„Vollversorger sind wir nicht“

Hamburger Tafel bekommt neuen Vorsitzenden

■ 69, neuer Vorsitzender der Hamburger Tafel, arbeitete lange in der Immobilienbranche: Er vermietete Seniorenstifte.

taz: Herr Müller, wird die Situation für die Tafel einfacher oder schwieriger?

Achim Müller: Es wird vor allem schwieriger, an die Ware zu kommen: Die Discounter, die uns unser täglich Brot überlassen, kalkulieren immer strenger. Vor allem Brot, aber auch Lebensmittel wie Aufschnitt, Käse und Milch werden immer weniger. In jeder Firma regiert der Rotstift.
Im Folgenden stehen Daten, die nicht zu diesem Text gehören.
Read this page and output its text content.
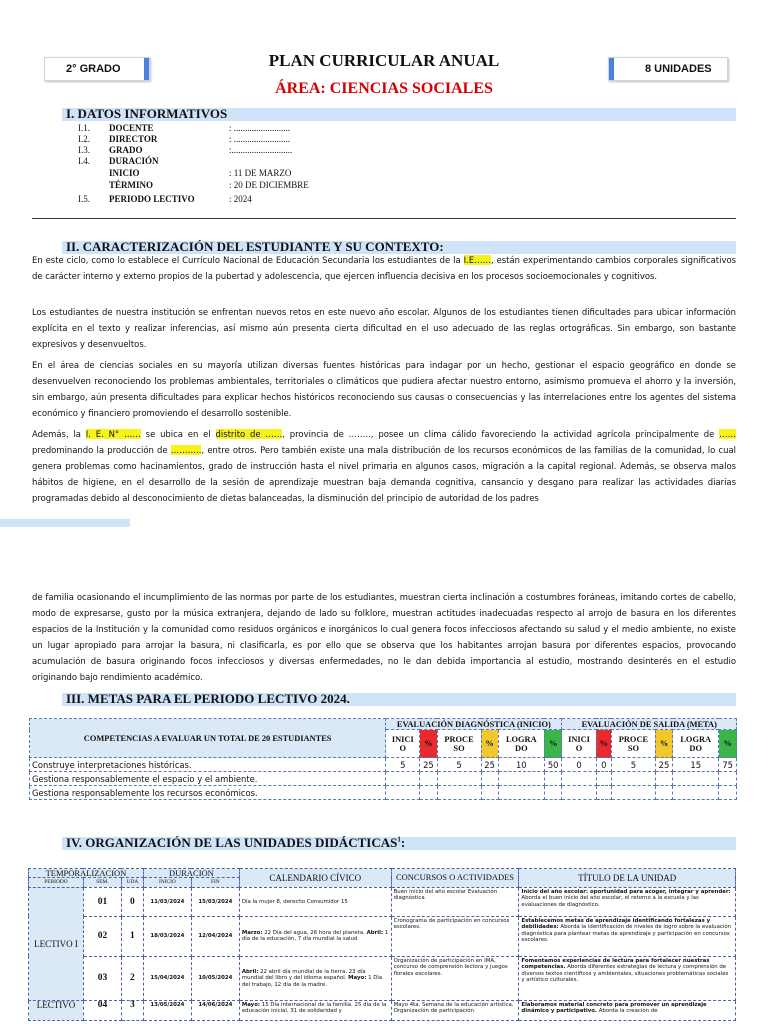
2° GRADO	8 UNIDADES
PLAN CURRICULAR ANUAL
ÁREA: CIENCIAS SOCIALES
I. DATOS INFORMATIVOS
I.1. DOCENTE	: .........................
I.2. DIRECTOR	: .........................
I.3. GRADO	:...........................
I.4. DURACIÓN
INICIO	: 11 DE MARZO
TÉRMINO	: 20 DE DICIEMBRE
I.5. PERIODO LECTIVO	: 2024
II. CARACTERIZACIÓN DEL ESTUDIANTE Y SU CONTEXTO:

En este ciclo, como lo establece el Currículo Nacional de Educación Secundaria los estudiantes de la I.E……, están experimentando cambios corporales significativos de carácter interno y externo propios de la pubertad y adolescencia, que ejercen influencia decisiva en los procesos socioemocionales y cognitivos.

Los estudiantes de nuestra institución se enfrentan nuevos retos en este nuevo año escolar. Algunos de los estudiantes tienen dificultades para ubicar información explícita en el texto y realizar inferencias, así mismo aún presenta cierta dificultad en el uso adecuado de las reglas ortográficas. Sin embargo, son bastante expresivos y desenvueltos.

En el área de ciencias sociales en su mayoría utilizan diversas fuentes históricas para indagar por un hecho, gestionar el espacio geográfico en donde se desenvuelven reconociendo los problemas ambientales, territoriales o climáticos que pudiera afectar nuestro entorno, asimismo promueva el ahorro y la inversión, sin embargo, aún presenta dificultades para explicar hechos históricos reconociendo sus causas o consecuencias y las interrelaciones entre los agentes del sistema económico y financiero promoviendo el desarrollo sostenible.

Además, la I. E. N° …… se ubica en el distrito de ……, provincia de …….., posee un clima cálido favoreciendo la actividad agrícola principalmente de ……predominando la producción de ……….., entre otros. Pero también existe una mala distribución de los recursos económicos de las familias de la comunidad, lo cual genera problemas como hacinamientos, grado de instrucción hasta el nivel primaria en algunos casos, migración a la capital regional. Además, se observa malos hábitos de higiene, en el desarrollo de la sesión de aprendizaje muestran baja demanda cognitiva, cansancio y desgano para realizar las actividades diarias programadas debido al desconocimiento de dietas balanceadas, la disminución del principio de autoridad de los padres

de familia ocasionando el incumplimiento de las normas por parte de los estudiantes, muestran cierta inclinación a costumbres foráneas, imitando cortes de cabello, modo de expresarse, gusto por la música extranjera, dejando de lado su folklore, muestran actitudes inadecuadas respecto al arrojo de basura en los diferentes espacios de la Institución y la comunidad como residuos orgánicos e inorgánicos lo cual genera focos infecciosos afectando su salud y el medio ambiente, no existe un lugar apropiado para arrojar la basura, ni clasificarla, es por ello que se observa que los habitantes arrojan basura por diferentes espacios, provocando acumulación de basura originando focos infecciosos y diversas enfermedades, no le dan debida importancia al estudio, mostrando desinterés en el estudio originando bajo rendimiento académico.

III. METAS PARA EL PERIODO LECTIVO 2024.
COMPETENCIAS A EVALUAR UN TOTAL DE 20 ESTUDIANTES	EVALUACIÓN DIAGNÓSTICA (INICIO)						EVALUACIÓN DE SALIDA (META)					
	INICI O	%	PROCE SO	%	LOGRA DO	%	INICI O	%	PROCE SO	%	LOGRA DO	%
Construye interpretaciones históricas.	5	25	5	25	10	50	0	0	5	25	15	75
Gestiona responsablemente el espacio y el ambiente.												
Gestiona responsablemente los recursos económicos.												
IV. ORGANIZACIÓN DE LAS UNIDADES DIDÁCTICAS$^1$:
TEMPORALIZACION			DURACION		CALENDARIO CÍVICO	CONCURSOS O ACTIVIDADES	TÍTULO DE LA UNIDAD
PERIODO	SEM.	UDA	INICIO	FIN			
LECTIVO I	01	0	11/03/2024	15/03/2024	Día la mujer 8, derecho Consumidor 15	Buen inicio del año escolar Evaluación diagnóstica	Inicio del año escolar: oportunidad para acoger, integrar y aprender: Aborda el buen inicio del año escolar, el retorno a la escuela y las evaluaciones de diagnóstico.
	02	1	18/03/2024	12/04/2024	Marzo: 22 Día del agua, 26 hora del planeta. Abril: 1 día de la educación, 7 día mundial la salud	Cronograma de participación en concursos escolares.	Establecemos metas de aprendizaje identificando fortalezas y debilidades: Aborda la identificación de niveles de logro sobre la evaluación diagnóstica para plantear metas de aprendizaje y participación en concursos escolares.
	03	2	15/04/2024	10/05/2024	Abril: 22 abril día mundial de la tierra. 23 día mundial del libro y del idioma español. Mayo: 1 Día del trabajo, 12 día de la madre.	Organización de participación en IMA, concurso de comprensión lectora y juegos florales escolares.	Fomentamos experiencias de lectura para fortalecer nuestras competencias. Aborda diferentes estrategias de lectura y comprensión de diversos textos científicos y ambientales, situaciones problemáticas sociales y artístico culturales.
LECTIVO	04	3	13/05/2024	14/06/2024	Mayo: 15 Día internacional de la familia. 25 día de la educación inicial. 31 de solidaridad y	Mayo 4ta. Semana de la educación artística. Organización de participación	Elaboramos material concreto para promover un aprendizaje dinámico y participativo. Aborda la creación de
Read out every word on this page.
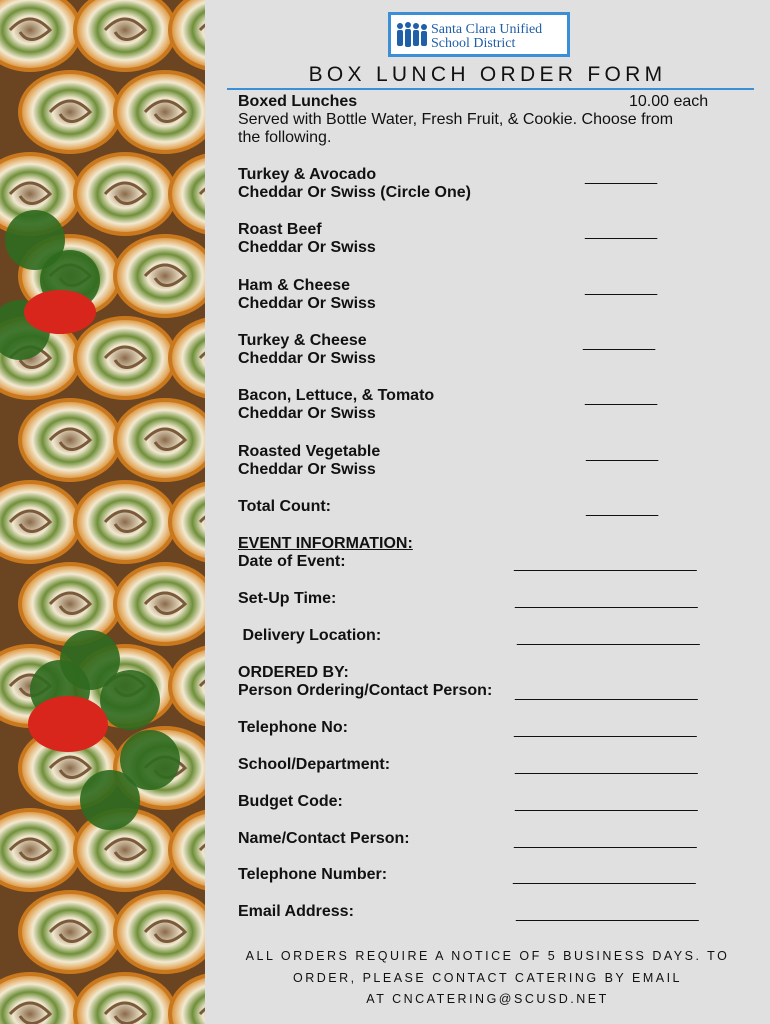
Santa Clara Unified
School District
BOX LUNCH ORDER FORM
Boxed Lunches	10.00 each
Served with Bottle Water, Fresh Fruit, & Cookie. Choose from
the following.
Turkey & Avocado
Cheddar Or Swiss (Circle One)
_________
Roast Beef
Cheddar Or Swiss
_________
Ham & Cheese
Cheddar Or Swiss
_________
Turkey & Cheese
Cheddar Or Swiss
_________
Bacon, Lettuce, & Tomato
Cheddar Or Swiss
_________
Roasted Vegetable
Cheddar Or Swiss
_________
Total Count:	_________
EVENT INFORMATION:
Date of Event:	_______________________
Set-Up Time:	_______________________
Delivery Location:	_______________________
ORDERED BY:
Person Ordering/Contact Person: _______________________
Telephone No:	_______________________
School/Department:	_______________________
Budget Code:	_______________________
Name/Contact Person:	_______________________
Telephone Number:	_______________________
Email Address:	_______________________
ALL ORDERS REQUIRE A NOTICE OF 5 BUSINESS DAYS. TO
ORDER, PLEASE CONTACT CATERING BY EMAIL
AT CNCATERING@SCUSD.NET
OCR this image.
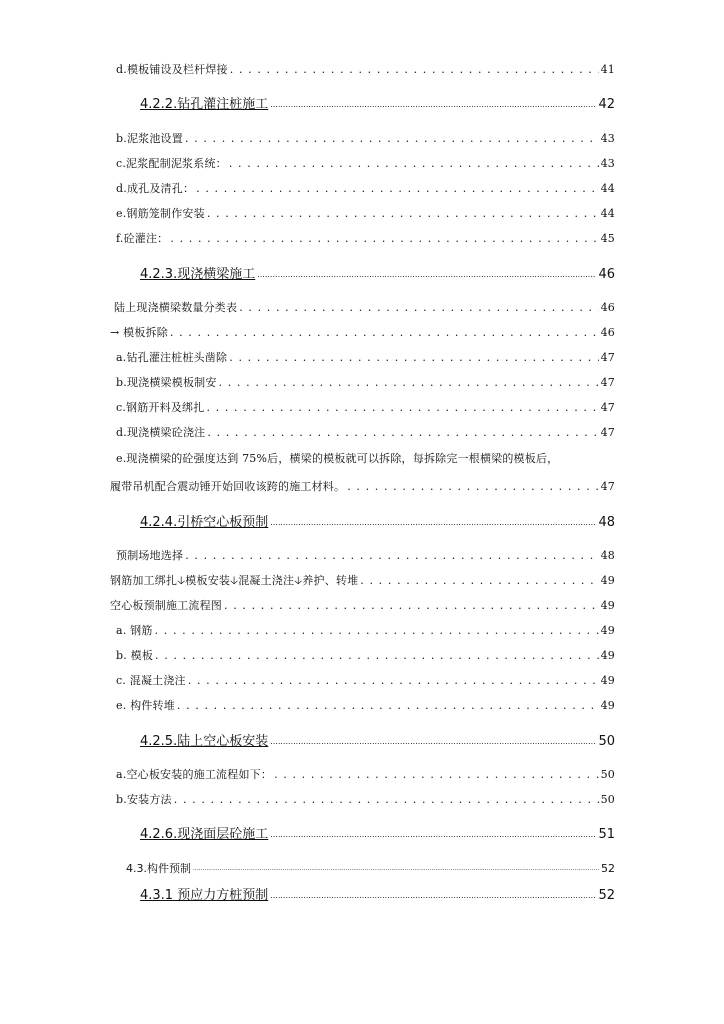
d.模板铺设及栏杆焊接 . . .	41
4.2.2.钻孔灌注桩施工 .....	42
b.泥浆池设置 . . .	43
c.泥浆配制泥浆系统： . . .	43
d.成孔及清孔： . . .	44
e.钢筋笼制作安装 . . .	44
f.砼灌注： . . .	45
4.2.3.现浇横梁施工 .....	46
陆上现浇横梁数量分类表 . . .	46
→ 模板拆除 . . .	46
a.钻孔灌注桩桩头凿除 . . .	47
b.现浇横梁模板制安 . . .	47
c.钢筋开料及绑扎 . . .	47
d.现浇横梁砼浇注 . . .	47
e.现浇横梁的砼强度达到 75%后，横梁的模板就可以拆除，每拆除完一根横梁的模板后，
履带吊机配合震动锤开始回收该跨的施工材料。 . . .	47
4.2.4.引桥空心板预制 .....	48
预制场地选择 . . .	48
钢筋加工绑扎🡣模板安装🡣混凝土浇注🡣养护、转堆 . . .	49
空心板预制施工流程图 . . .	49
a. 钢筋 . . .	49
b. 模板 . . .	49
c. 混凝土浇注 . . .	49
e. 构件转堆 . . .	49
4.2.5.陆上空心板安装 .....	50
a.空心板安装的施工流程如下： . . .	50
b.安装方法 . . .	50
4.2.6.现浇面层砼施工 .....	51
4.3.构件预制 .....	52
4.3.1 预应力方桩预制 .....	52
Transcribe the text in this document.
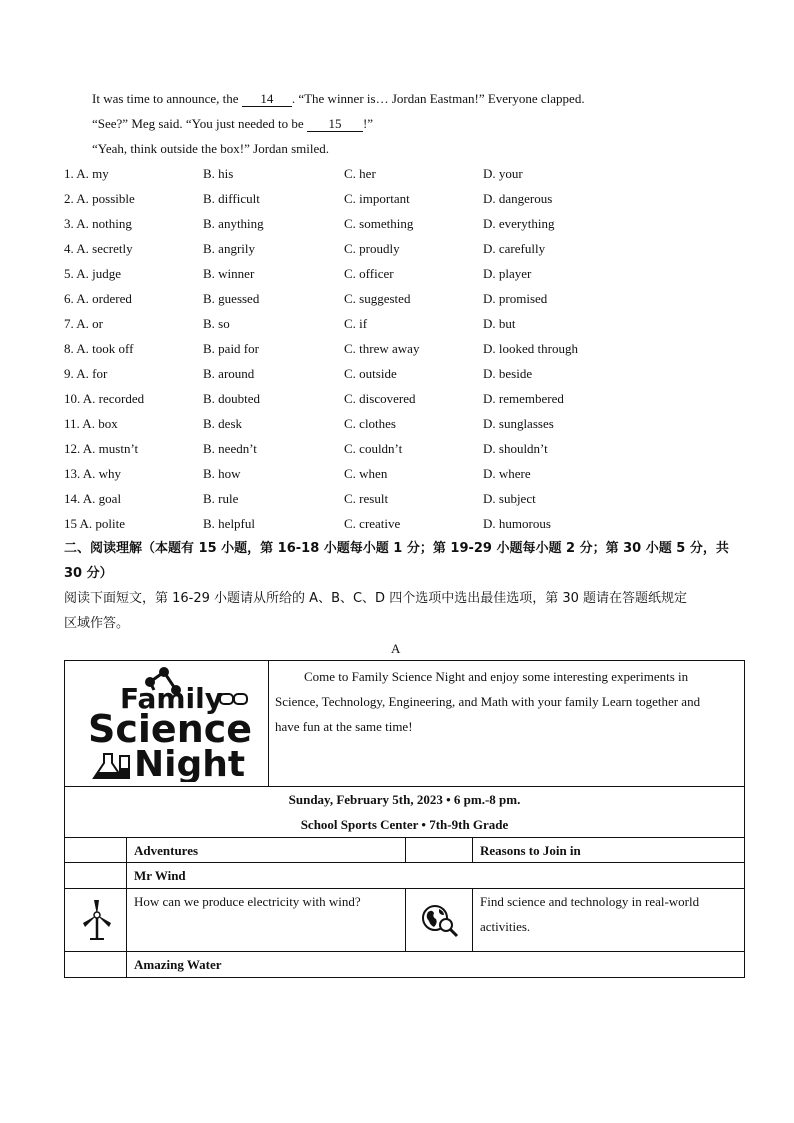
It was time to announce, the 14 . “The winner is… Jordan Eastman!” Everyone clapped.
“See?” Meg said. “You just needed to be 15 !”
“Yeah, think outside the box!” Jordan smiled.
1. A. my	B. his	C. her	D. your
2. A. possible	B. difficult	C. important	D. dangerous
3. A. nothing	B. anything	C. something	D. everything
4. A. secretly	B. angrily	C. proudly	D. carefully
5. A. judge	B. winner	C. officer	D. player
6. A. ordered	B. guessed	C. suggested	D. promised
7. A. or	B. so	C. if	D. but
8. A. took off	B. paid for	C. threw away	D. looked through
9. A. for	B. around	C. outside	D. beside
10. A. recorded	B. doubted	C. discovered	D. remembered
11. A. box	B. desk	C. clothes	D. sunglasses
12. A. mustn’t	B. needn’t	C. couldn’t	D. shouldn’t
13. A. why	B. how	C. when	D. where
14. A. goal	B. rule	C. result	D. subject
15 A. polite	B. helpful	C. creative	D. humorous
二、阅读理解（本题有 15 小题，第 16-18 小题每小题 1 分；第 19-29 小题每小题 2 分；第 30 小题 5 分，共
30 分）
阅读下面短文，第 16-29 小题请从所给的 A、B、C、D 四个选项中选出最佳选项，第 30 题请在答题纸规定
区域作答。
A
Family
Science
Night
Come to Family Science Night and enjoy some interesting experiments in
Science, Technology, Engineering, and Math with your family Learn together and
have fun at the same time!
Sunday, February 5th, 2023 • 6 pm.-8 pm.
School Sports Center • 7th-9th Grade
Adventures	Reasons to Join in
Mr Wind
How can we produce electricity with wind?	Find science and technology in real-world
activities.
Amazing Water
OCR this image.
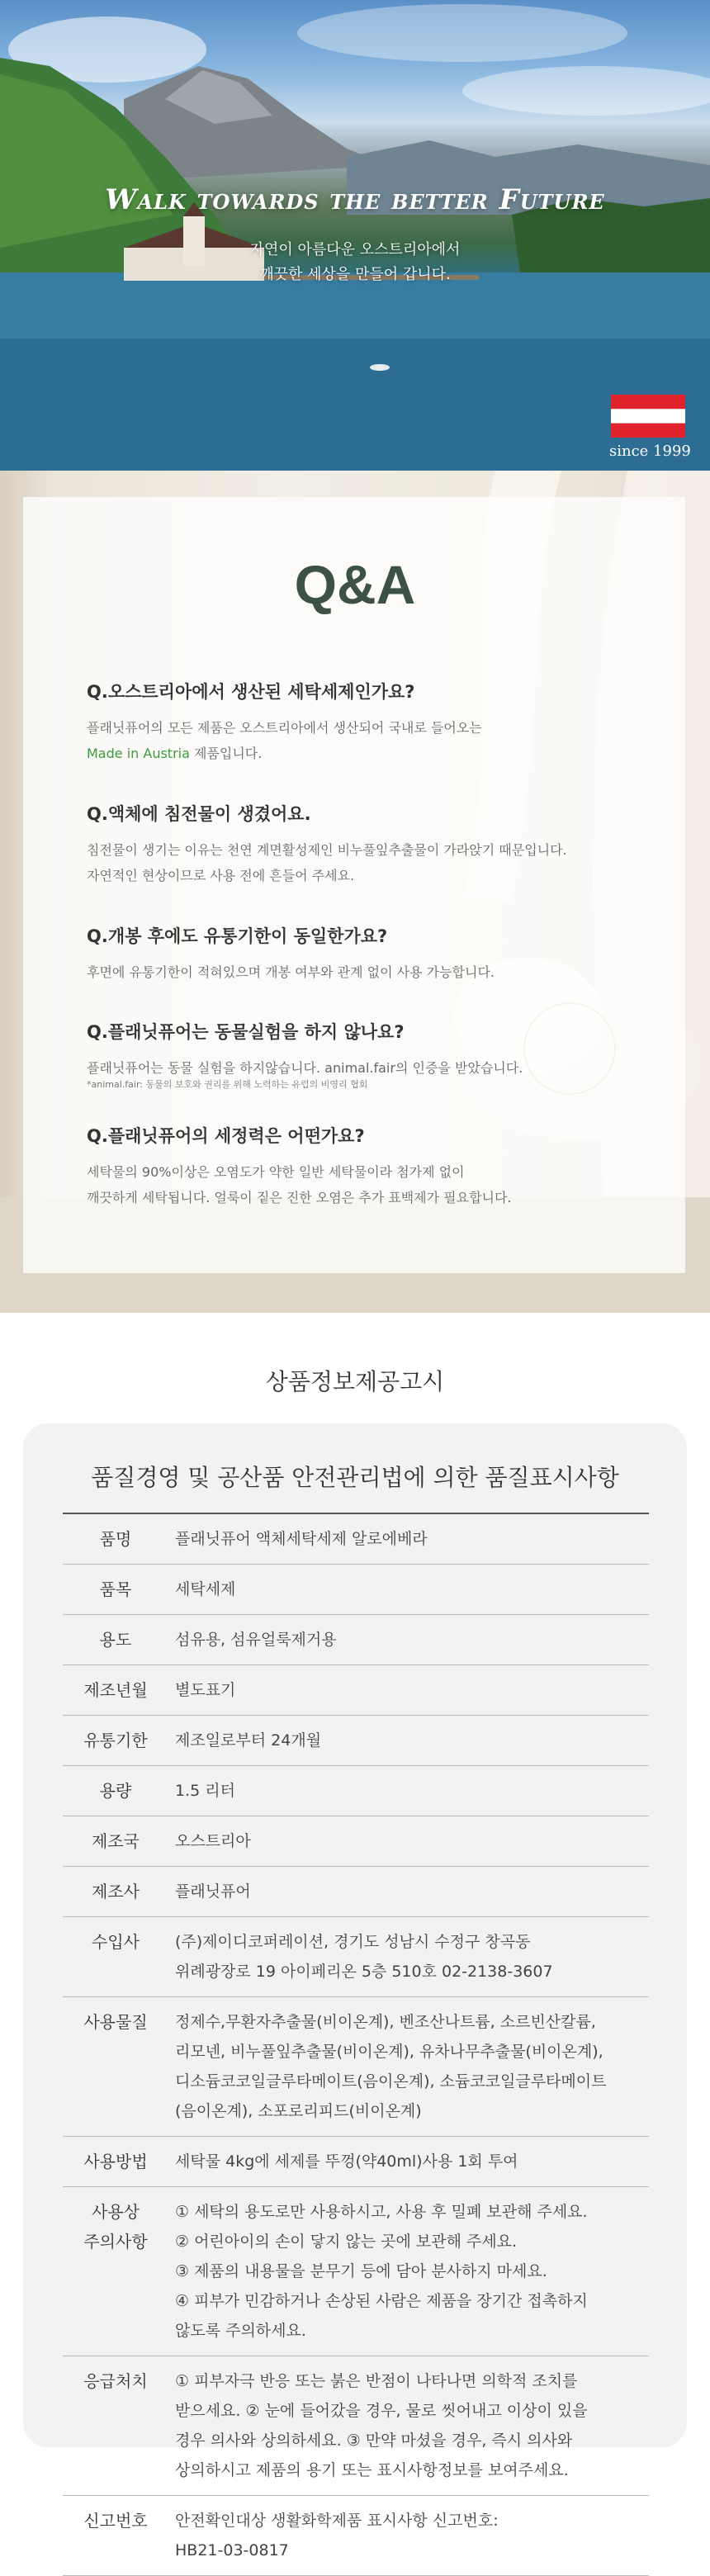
Walk towards the better Future
자연이 아름다운 오스트리아에서
깨끗한 세상을 만들어 갑니다.
since 1999
Q&A
Q.오스트리아에서 생산된 세탁세제인가요?
플래닛퓨어의 모든 제품은 오스트리아에서 생산되어 국내로 들어오는
Made in Austria 제품입니다.
Q.액체에 침전물이 생겼어요.
침전물이 생기는 이유는 천연 계면활성제인 비누풀잎추출물이 가라앉기 때문입니다.
자연적인 현상이므로 사용 전에 흔들어 주세요.
Q.개봉 후에도 유통기한이 동일한가요?
후면에 유통기한이 적혀있으며 개봉 여부와 관계 없이 사용 가능합니다.
Q.플래닛퓨어는 동물실험을 하지 않나요?
플래닛퓨어는 동물 실험을 하지않습니다. animal.fair의 인증을 받았습니다.
*animal.fair: 동물의 보호와 권리를 위해 노력하는 유럽의 비영리 협회
Q.플래닛퓨어의 세정력은 어떤가요?
세탁물의 90%이상은 오염도가 약한 일반 세탁물이라 첨가제 없이
깨끗하게 세탁됩니다. 얼룩이 짙은 진한 오염은 추가 표백제가 필요합니다.
상품정보제공고시
품질경영 및 공산품 안전관리법에 의한 품질표시사항
품명	플래닛퓨어 액체세탁세제 알로에베라
품목	세탁세제
용도	섬유용, 섬유얼룩제거용
제조년월	별도표기
유통기한	제조일로부터 24개월
용량	1.5 리터
제조국	오스트리아
제조사	플래닛퓨어
수입사	(주)제이디코퍼레이션, 경기도 성남시 수정구 창곡동
위례광장로 19 아이페리온 5층 510호 02-2138-3607
사용물질	정제수,무환자추출물(비이온계), 벤조산나트륨, 소르빈산칼륨,
리모넨, 비누풀잎추출물(비이온계), 유차나무추출물(비이온계),
디소듐코코일글루타메이트(음이온계), 소듐코코일글루타메이트
(음이온계), 소포로리피드(비이온계)
사용방법	세탁물 4kg에 세제를 뚜껑(약40ml)사용 1회 투여
사용상
주의사항	① 세탁의 용도로만 사용하시고, 사용 후 밀폐 보관해 주세요.
② 어린아이의 손이 닿지 않는 곳에 보관해 주세요.
③ 제품의 내용물을 분무기 등에 담아 분사하지 마세요.
④ 피부가 민감하거나 손상된 사람은 제품을 장기간 접촉하지
않도록 주의하세요.
응급처치	① 피부자극 반응 또는 붉은 반점이 나타나면 의학적 조치를
받으세요. ② 눈에 들어갔을 경우, 물로 씻어내고 이상이 있을
경우 의사와 상의하세요. ③ 만약 마셨을 경우, 즉시 의사와
상의하시고 제품의 용기 또는 표시사항정보를 보여주세요.
신고번호	안전확인대상 생활화학제품 표시사항 신고번호:
HB21-03-0817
Wer spendet noch so alles?

Wir haben das unverschämte Glück, dass wir von der herstellenden Industrie auch größere Mengen bekommen, etwa Überproduktionen oder Artikel, die kurz vor Ablauf stehen oder falsch etikettiert sind. Trotzdem können wir nur verteilen, was wir haben. Vollversorger für die Bedürftigen sind wir aber nicht. Da würde ja auch etwas schief laufen, wenn man sich ganz auf die Hamburger Tafel verlassen würde.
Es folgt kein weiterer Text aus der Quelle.